同窓会を開いた(左から)清水猪兎子さん、中尾あい子さん、大塚和子さん、山口ミツエさん、石橋キミエさん、土井久子さん、永田ヒサエさん=武雄市武雄町の清水さん宅

 武雄高等女学校を1944(昭和19)年に卒業した同級生が、90歳を超えた今も元気に同窓会を開いている。お茶やお花の先生など“現役”もいる面々で、学校時代の思い出や近況報告まで話が弾む。

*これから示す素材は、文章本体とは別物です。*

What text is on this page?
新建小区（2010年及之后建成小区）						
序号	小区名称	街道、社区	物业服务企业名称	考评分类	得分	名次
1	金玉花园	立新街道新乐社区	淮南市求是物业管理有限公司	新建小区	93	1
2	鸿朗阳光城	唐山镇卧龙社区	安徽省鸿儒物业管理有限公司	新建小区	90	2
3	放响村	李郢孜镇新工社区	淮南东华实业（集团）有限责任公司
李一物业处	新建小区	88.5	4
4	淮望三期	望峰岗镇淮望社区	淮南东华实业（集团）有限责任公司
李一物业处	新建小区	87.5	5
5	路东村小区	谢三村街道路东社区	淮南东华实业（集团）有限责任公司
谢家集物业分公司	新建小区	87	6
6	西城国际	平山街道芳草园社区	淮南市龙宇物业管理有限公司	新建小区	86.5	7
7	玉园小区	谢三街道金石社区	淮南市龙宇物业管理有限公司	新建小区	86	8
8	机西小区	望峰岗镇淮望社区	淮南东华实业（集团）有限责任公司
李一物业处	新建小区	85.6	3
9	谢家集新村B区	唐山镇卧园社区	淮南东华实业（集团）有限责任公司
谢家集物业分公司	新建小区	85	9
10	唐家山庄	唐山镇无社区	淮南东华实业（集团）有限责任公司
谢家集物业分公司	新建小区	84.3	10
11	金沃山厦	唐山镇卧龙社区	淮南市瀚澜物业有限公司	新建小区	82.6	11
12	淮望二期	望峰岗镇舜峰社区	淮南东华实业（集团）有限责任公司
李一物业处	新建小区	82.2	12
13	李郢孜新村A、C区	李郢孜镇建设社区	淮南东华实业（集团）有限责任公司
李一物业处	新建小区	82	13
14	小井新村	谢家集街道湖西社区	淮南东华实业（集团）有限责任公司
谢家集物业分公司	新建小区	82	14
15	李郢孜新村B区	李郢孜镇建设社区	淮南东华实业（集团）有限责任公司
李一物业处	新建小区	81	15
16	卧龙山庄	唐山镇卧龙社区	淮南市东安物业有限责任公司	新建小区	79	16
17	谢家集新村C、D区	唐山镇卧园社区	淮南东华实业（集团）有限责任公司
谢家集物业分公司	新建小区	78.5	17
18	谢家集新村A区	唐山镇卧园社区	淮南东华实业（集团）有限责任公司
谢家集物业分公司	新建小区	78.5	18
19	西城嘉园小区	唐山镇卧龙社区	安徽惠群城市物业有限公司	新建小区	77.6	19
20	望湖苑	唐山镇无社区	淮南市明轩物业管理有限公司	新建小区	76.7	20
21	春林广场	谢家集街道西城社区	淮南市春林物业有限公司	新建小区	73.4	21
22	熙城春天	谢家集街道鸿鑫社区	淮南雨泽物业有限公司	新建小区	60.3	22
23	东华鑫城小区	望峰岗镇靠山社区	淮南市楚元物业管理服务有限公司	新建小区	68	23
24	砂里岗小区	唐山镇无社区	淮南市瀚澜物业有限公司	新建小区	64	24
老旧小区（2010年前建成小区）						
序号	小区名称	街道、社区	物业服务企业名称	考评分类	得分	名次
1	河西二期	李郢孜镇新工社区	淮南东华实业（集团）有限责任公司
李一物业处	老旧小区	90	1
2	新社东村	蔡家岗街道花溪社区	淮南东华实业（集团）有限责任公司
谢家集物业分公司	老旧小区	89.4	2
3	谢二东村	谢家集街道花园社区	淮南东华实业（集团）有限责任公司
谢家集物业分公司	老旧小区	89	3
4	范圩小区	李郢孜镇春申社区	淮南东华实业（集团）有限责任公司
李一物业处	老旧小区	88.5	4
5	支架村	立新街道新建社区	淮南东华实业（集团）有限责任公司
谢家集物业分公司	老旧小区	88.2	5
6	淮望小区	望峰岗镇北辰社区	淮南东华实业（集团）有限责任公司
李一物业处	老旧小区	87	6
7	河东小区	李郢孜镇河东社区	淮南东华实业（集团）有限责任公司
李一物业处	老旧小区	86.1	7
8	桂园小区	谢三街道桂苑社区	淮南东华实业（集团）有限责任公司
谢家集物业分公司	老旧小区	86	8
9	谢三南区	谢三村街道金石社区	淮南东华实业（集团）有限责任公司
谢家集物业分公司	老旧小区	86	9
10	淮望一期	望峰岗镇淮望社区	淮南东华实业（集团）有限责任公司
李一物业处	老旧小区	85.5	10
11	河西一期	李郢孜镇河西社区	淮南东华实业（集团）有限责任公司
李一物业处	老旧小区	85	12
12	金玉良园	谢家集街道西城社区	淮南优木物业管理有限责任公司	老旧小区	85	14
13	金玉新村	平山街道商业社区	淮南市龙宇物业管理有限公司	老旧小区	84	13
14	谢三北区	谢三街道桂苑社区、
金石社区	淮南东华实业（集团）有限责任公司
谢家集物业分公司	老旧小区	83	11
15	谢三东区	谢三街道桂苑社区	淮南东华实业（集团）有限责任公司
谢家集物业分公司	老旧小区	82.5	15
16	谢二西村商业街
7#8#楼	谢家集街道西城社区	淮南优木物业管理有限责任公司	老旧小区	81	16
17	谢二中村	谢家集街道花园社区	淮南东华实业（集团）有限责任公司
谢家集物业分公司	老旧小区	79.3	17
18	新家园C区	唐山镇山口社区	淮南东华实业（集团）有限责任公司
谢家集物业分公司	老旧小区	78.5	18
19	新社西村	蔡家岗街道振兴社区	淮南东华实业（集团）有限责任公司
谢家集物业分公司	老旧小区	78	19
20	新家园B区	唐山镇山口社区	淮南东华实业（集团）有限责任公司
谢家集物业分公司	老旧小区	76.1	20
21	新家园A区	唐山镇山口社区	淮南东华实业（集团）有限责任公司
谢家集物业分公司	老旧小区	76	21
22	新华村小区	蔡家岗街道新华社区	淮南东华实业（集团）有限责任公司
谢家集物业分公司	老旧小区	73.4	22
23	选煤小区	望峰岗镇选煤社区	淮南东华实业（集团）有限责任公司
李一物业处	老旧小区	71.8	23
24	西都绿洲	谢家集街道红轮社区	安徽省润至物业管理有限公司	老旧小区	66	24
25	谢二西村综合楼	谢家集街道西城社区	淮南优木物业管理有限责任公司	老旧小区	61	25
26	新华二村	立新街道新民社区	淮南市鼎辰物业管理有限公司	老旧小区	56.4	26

 約150人が卒業した34回生で91歳と92歳。以前は3月4日に決めて開いたり、東京や大阪などでも集まったりしていた。定期開催はなくなったが、数年前から武雄市や周辺在住の人たちで年に1度は集まっている。

 今年は4日に武雄市武雄町の清水猪兎子(いとこ)さん(92)宅に、武雄市や有田町から7人が集まった。お茶やお花、大正琴の先生もいて、近況報告に「すごい」「元気ねえ」と、感心し合った。

 戦争真っただ中の学生時代だっただけに、当時の話は尽きない。「挺身(ていしん)隊で行った佐世保の工場で軍艦の絵を描いたけど、何になったのか…」「勉強より健康と言われて、竹やりを振り回しよったね」「高橋(朝日町)でB29(爆撃機)の後に別の飛行機が飛んで来て、機銃掃射を受けてねえ」と話が続いた。

 元気で長生きできる秘けつを「夜間行軍で嬉野まで歩いたり、カエルを食べさせられたり。あの時鍛えられて根性をつけてもらったから」と語り、「みんな切り替え上手でくよくよしないところが似ている」の声には納得顔。今の楽しみを「本を半月に10冊以上読むこと」「小物作り」「お茶の教室」と紹介し合い、「そろそろ終活せんば」の声に、みんなで笑った。